In the breathless interest of watching him—in the unutterable triumph of seeing the first result of the experiment declare itself in the manner, and nearly at the time, which I had anticipated—I had utterly forgotten the two companions of my night vigil. Looking toward them now, I saw the Law (as represented by Mr. Bruff's papers) lying unheeded on the floor. Mr. Bruff himself was looking eagerly through a crevice left in the imperfectly drawn curtains of the bed. And Betteredge, oblivious of all respect for social distinctions, was peeping over Mr. Bruff's shoulder.

They both started back on finding that I was looking at them, like two boys caught out by their schoolmaster in a fault. I signed to them to take off their boots quietly, as I was taking off mine. If Mr. Blake gave us the chance of following him, it was vitally necessary to follow him without noise.

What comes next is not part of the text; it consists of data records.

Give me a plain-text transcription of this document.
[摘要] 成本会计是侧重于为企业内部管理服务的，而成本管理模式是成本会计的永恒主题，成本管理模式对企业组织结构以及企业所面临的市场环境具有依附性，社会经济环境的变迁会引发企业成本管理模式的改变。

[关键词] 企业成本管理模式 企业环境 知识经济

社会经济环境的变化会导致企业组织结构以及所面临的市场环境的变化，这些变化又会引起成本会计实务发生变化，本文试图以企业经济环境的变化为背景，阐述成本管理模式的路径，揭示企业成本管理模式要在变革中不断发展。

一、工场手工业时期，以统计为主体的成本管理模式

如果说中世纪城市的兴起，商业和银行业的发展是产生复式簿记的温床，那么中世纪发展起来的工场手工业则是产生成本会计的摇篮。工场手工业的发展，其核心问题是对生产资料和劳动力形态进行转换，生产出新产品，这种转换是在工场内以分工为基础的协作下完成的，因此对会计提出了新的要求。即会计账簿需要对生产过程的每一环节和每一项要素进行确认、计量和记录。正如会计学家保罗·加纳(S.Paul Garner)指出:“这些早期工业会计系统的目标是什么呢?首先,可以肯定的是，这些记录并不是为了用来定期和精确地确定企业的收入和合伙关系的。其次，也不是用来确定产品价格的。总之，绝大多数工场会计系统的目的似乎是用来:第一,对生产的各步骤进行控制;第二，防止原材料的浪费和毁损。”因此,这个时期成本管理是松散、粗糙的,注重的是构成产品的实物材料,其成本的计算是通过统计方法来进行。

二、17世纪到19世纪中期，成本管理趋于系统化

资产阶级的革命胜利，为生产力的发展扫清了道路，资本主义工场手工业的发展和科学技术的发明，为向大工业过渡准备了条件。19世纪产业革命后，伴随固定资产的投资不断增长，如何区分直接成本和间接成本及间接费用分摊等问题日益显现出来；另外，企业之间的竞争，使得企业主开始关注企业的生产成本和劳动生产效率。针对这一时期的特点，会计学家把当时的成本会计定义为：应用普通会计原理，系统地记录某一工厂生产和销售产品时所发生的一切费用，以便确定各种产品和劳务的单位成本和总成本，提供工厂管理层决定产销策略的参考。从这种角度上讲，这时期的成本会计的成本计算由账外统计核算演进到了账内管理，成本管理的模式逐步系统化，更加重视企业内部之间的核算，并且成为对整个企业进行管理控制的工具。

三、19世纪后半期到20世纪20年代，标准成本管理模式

Ten minutes passed—and nothing happened.

Then he suddenly threw the bedclothes off him. He put one leg out of bed. He waited.

"I wish I had never taken it out of the bank," he said to himself. "It was safe in the bank."

My heart throbbed fast; the pulses at my temples beat furiously. The doubt about the safety of the Diamond was once more the dominant impression in his brain! On that one pivot the whole success of the experiment turned. The prospect thus suddenly opened before me was too much for my shattered nerves. I was obliged to look away from him, or I should have lost my self-control.